A class that began in 1973. Lives that continue to unfold.
ABOUT THIS ARCHIVE
If you do not know where you come from, then you don’t know where you are… and if you don’t know where you’re going, you’re probably going wrong.
— Terry Pratchett
In July 1973, as the monsoon settled over Vidarbha, two hundred young men and women walked into Government Medical College, Nagpur.
Most came from small towns and villages. Many were the first in their families to enter medicine. They had studied in Marathi- and Hindi-medium schools—in Zilla Parishad classrooms and modest municipal buildings—long before coaching classes, long before careers were carefully engineered. For most, the future was not planned in detail; it was accepted, and then worked through with persistence.
It was a different India. The year Sachin Tendulkar was born. The year audiences filled theatres for Bobby and Zanjeer. Medicine, for many middle-class families, still carried the promise of dignity, stability, and a way forward. Fewer than one in ten students came from medical families.
Over the next nine years, that group changed—slowly, unevenly, but decisively. They became physicians and surgeons, gynaecologists and radiologists, psychiatrists, public health specialists, and general practitioners. They moved outward—to Nagpur, Mumbai, Pune, and Delhi; to the Gulf, the United Kingdom, the United States, Australia, Malaysia, Kenya, and the Caribbean.
They built careers. They taught. They led institutions. They worked in small clinics and large hospitals. They raised families, endured setbacks, adapted to unfamiliar systems, and continued—often without recognition—to do the quiet, necessary work of caring for others.
This archive gathers those journeys—not as a list of achievements, but as lives shaped by a shared beginning.
THE AUTHOR
In the summer of 1973, a seventeen-year-old SP Kalantri arrived in Nagpur—his first journey away from Wardha, and his first real encounter with a world larger than he had known.
The transition was abrupt. He came from a Marathi-medium school; opening Gray’s Anatomy or Samson Wright’s Physiology felt like stepping into a foreign language. His English was hesitant. The city, vast and unfamiliar, offered little comfort.
Within weeks, the securities of home had vanished. Meals were no longer served; they had to be found. Seniors watched with a severity that made every corridor feel like a test. A month into this new life, his bicycle was stolen outside the dissection hall—a small loss, but one that seemed to confirm that nothing here would come easily.
He was not alone. Many in his batch came from similar beginnings. Together, they learned—quickly and without ceremony—how to adapt, endure, and grow.

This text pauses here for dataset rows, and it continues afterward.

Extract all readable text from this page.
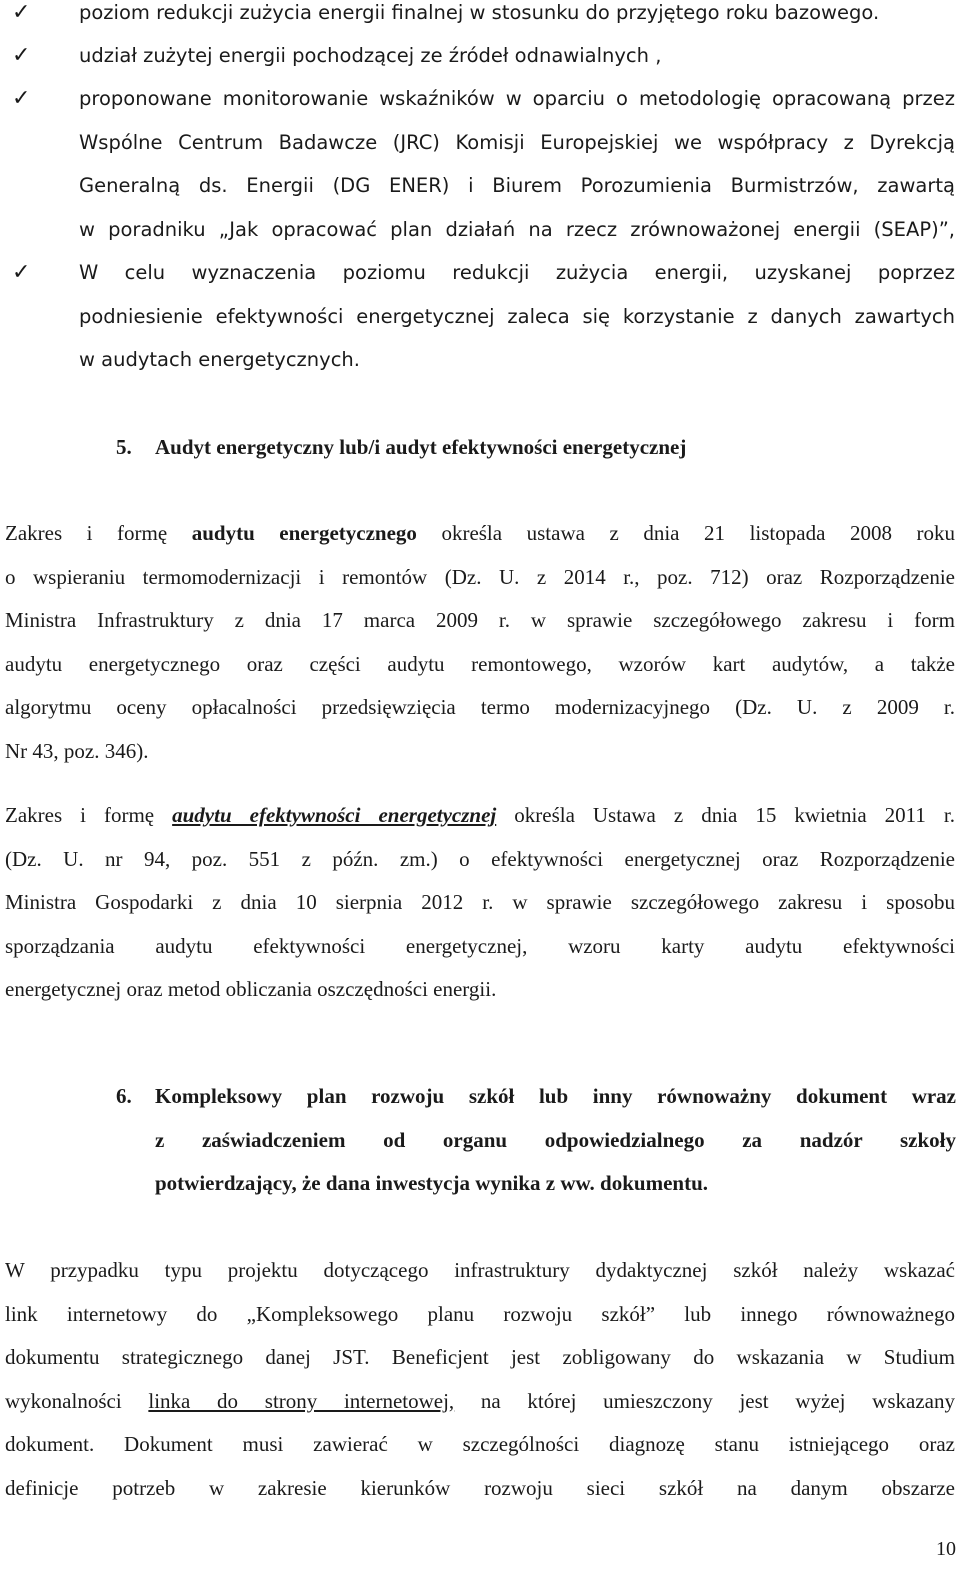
✓	poziom redukcji zużycia energii finalnej w stosunku do przyjętego roku bazowego.
✓	udział zużytej energii pochodzącej ze źródeł odnawialnych ,
✓	proponowane monitorowanie wskaźników w oparciu o metodologię opracowaną przez
Wspólne Centrum Badawcze (JRC) Komisji Europejskiej we współpracy z Dyrekcją
Generalną ds. Energii (DG ENER) i Biurem Porozumienia Burmistrzów, zawartą
w poradniku „Jak opracować plan działań na rzecz zrównoważonej energii (SEAP)”,
✓	W celu wyznaczenia poziomu redukcji zużycia energii, uzyskanej poprzez
podniesienie efektywności energetycznej zaleca się korzystanie z danych zawartych
w audytach energetycznych.
5. Audyt energetyczny lub/i audyt efektywności energetycznej
Zakres i formę audytu energetycznego określa ustawa z dnia 21 listopada 2008 roku
o wspieraniu termomodernizacji i remontów (Dz. U. z 2014 r., poz. 712) oraz Rozporządzenie
Ministra Infrastruktury z dnia 17 marca 2009 r. w sprawie szczegółowego zakresu i form
audytu energetycznego oraz części audytu remontowego, wzorów kart audytów, a także
algorytmu oceny opłacalności przedsięwzięcia termo modernizacyjnego (Dz. U. z 2009 r.
Nr 43, poz. 346).
Zakres i formę audytu efektywności energetycznej określa Ustawa z dnia 15 kwietnia 2011 r.
(Dz. U. nr 94, poz. 551 z późn. zm.) o efektywności energetycznej oraz Rozporządzenie
Ministra Gospodarki z dnia 10 sierpnia 2012 r. w sprawie szczegółowego zakresu i sposobu
sporządzania audytu efektywności energetycznej, wzoru karty audytu efektywności
energetycznej oraz metod obliczania oszczędności energii.
6. Kompleksowy plan rozwoju szkół lub inny równoważny dokument wraz
z zaświadczeniem od organu odpowiedzialnego za nadzór szkoły
potwierdzający, że dana inwestycja wynika z ww. dokumentu.
W przypadku typu projektu dotyczącego infrastruktury dydaktycznej szkół należy wskazać
link internetowy do „Kompleksowego planu rozwoju szkół” lub innego równoważnego
dokumentu strategicznego danej JST. Beneficjent jest zobligowany do wskazania w Studium
wykonalności linka do strony internetowej, na której umieszczony jest wyżej wskazany
dokument. Dokument musi zawierać w szczególności diagnozę stanu istniejącego oraz
definicje potrzeb w zakresie kierunków rozwoju sieci szkół na danym obszarze
10
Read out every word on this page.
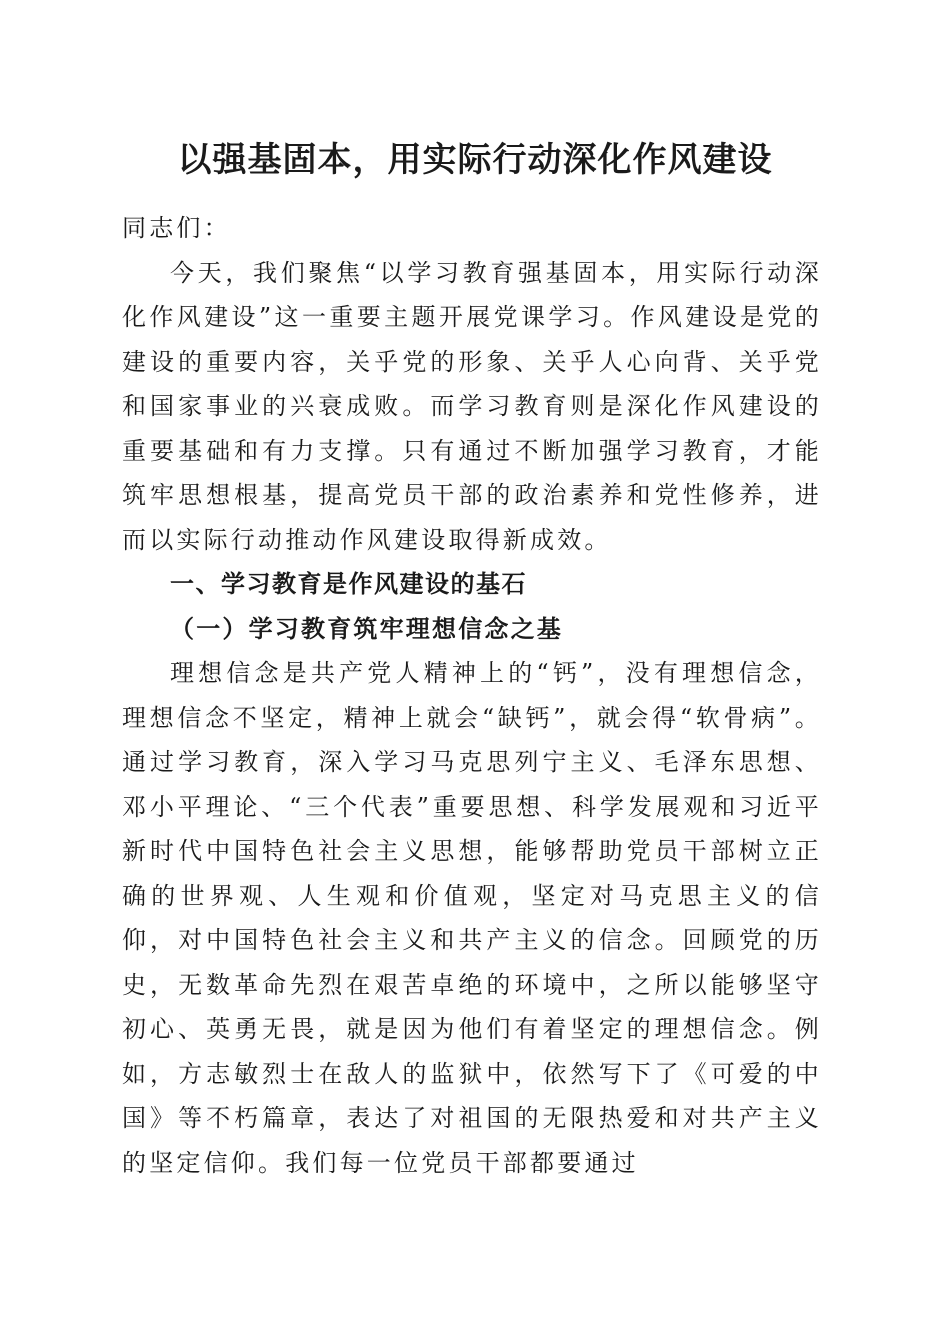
以强基固本，用实际行动深化作风建设

同志们：

今天，我们聚焦“以学习教育强基固本，用实际行动深化作风建设”这一重要主题开展党课学习。作风建设是党的建设的重要内容，关乎党的形象、关乎人心向背、关乎党和国家事业的兴衰成败。而学习教育则是深化作风建设的重要基础和有力支撑。只有通过不断加强学习教育，才能筑牢思想根基，提高党员干部的政治素养和党性修养，进而以实际行动推动作风建设取得新成效。

一、学习教育是作风建设的基石

（一）学习教育筑牢理想信念之基

理想信念是共产党人精神上的“钙”，没有理想信念，理想信念不坚定，精神上就会“缺钙”，就会得“软骨病”。通过学习教育，深入学习马克思列宁主义、毛泽东思想、邓小平理论、“三个代表”重要思想、科学发展观和习近平新时代中国特色社会主义思想，能够帮助党员干部树立正确的世界观、人生观和价值观，坚定对马克思主义的信仰，对中国特色社会主义和共产主义的信念。回顾党的历史，无数革命先烈在艰苦卓绝的环境中，之所以能够坚守初心、英勇无畏，就是因为他们有着坚定的理想信念。例如，方志敏烈士在敌人的监狱中，依然写下了《可爱的中国》等不朽篇章，表达了对祖国的无限热爱和对共产主义的坚定信仰。我们每一位党员干部都要通过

He spent nine formative years at Government Medical College, Nagpur—through Hanumannagar, Hostels 2, 3, 4, and 5, and later the postgraduate hostel. By coincidence—or something that felt like it—he found himself in Room No. 99 each time. He trained under Dr. B. S. Chaubey, whose exacting standards shaped generations of students. He completed his MD in Medicine in the winter of 1981.
In 1982, he arrived in Sevagram, expecting a brief stay. He did not leave.
Over four decades, the village became his classroom. The hospital—crowded, exacting, and unsparing—became his teacher. Here, medicine shed its ornamentation. It demanded clarity, restraint, and honesty.
Years later, a quiet curiosity took hold. What had become of the young men and women who had entered GMC Nagpur in 1973?
In June 2013, he began to look for answers—with a phone.
The conversations spread across towns, cities, and continents. Some came easily; others took years. Memories surfaced, faltered, and returned.
This archive grew out of those conversations. It is the work of a classmate—listening, remembering, and trying to hold together a shared past before it slips away.
ACKNOWLEDGMENTS
No work of this kind is ever the effort of one person. It grows out of many conversations, many memories, and the quiet generosity of those willing to share both.
I must begin with T. F. Badodekar, whose energy and persistence shaped much of this effort. He traced contacts, gathered details, and sustained the early momentum that made this archive possible. His absence, since 2014, is deeply felt.
Manik Khune remained a steady presence throughout—encouraging, correcting, and helping recover stories that might otherwise have been lost.
From afar, Harsha Sheorey and Sharad Jaitly sustained the momentum, ensuring that the connections within the class did not fade.
Raymond Maugham, who travelled from Barbados for the 2013 reunion, brought both skill and sensitivity to the photographs that now preserve many of these moments.
Vinayak Sabnis contributed recollections that added texture and colour, while many others helped piece together what memory alone could not hold.
And finally, Bhavana—who watched this brief project stretch into years, and bore its demands with patience and grace.
Without that quiet support, this work might never have been completed.